The Trump administration last Friday announced a new $100,000 annual levy on H-1B visas, which allow 85,000 skilled foreign workers to enter the U.S. each year. The fee applies to companies hiring these workers, primarily in tech.If the workers are so valuable, then employers shojld be willing to pay a market rate for them. Eg, the 85k visa could be auctioned off to the highest bidders.Veteran venture capitalist Michael Moritz isn’t having it. ...
Moritz argues that Trump fundamentally misunderstands why tech companies hire foreign workers, saying it’s about skills and filling labor shortages, not replacing Americans or cutting costs. The policy will backfire, he warns, by pushing companies to relocate work to Istanbul, Warsaw, or Bangalore instead of keeping it stateside.
“Engineers with undergraduate degrees from the better eastern Europe, Turkish and Indian universities are every bit as well qualified as their American counterparts,” Moritz writes.
Moritz reveals the weakness of his position, when he says the American and Turkish college grads are equally qualified.

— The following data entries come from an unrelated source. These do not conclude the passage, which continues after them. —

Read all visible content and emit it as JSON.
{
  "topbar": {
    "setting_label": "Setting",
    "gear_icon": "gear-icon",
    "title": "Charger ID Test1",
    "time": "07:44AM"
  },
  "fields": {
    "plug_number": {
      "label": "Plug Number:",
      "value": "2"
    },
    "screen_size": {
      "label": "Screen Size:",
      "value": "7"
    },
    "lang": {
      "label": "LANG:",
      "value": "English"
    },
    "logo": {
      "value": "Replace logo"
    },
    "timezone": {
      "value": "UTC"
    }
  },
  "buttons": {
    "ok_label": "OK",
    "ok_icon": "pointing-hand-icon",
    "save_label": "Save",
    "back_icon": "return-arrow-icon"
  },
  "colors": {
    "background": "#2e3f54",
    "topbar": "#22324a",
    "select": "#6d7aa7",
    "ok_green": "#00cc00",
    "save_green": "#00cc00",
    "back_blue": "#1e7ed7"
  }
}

Sore, they are similarly qualified if they have similar degrees. That is because the qualification is the degree. But that does not mean that they are equally valuable as workers. And it certainly does not mean that they are equally desirable as American workers.
American policy should be for the good of Americans. Why import a Turk if it puts an American out of a job when he could do the work just as well?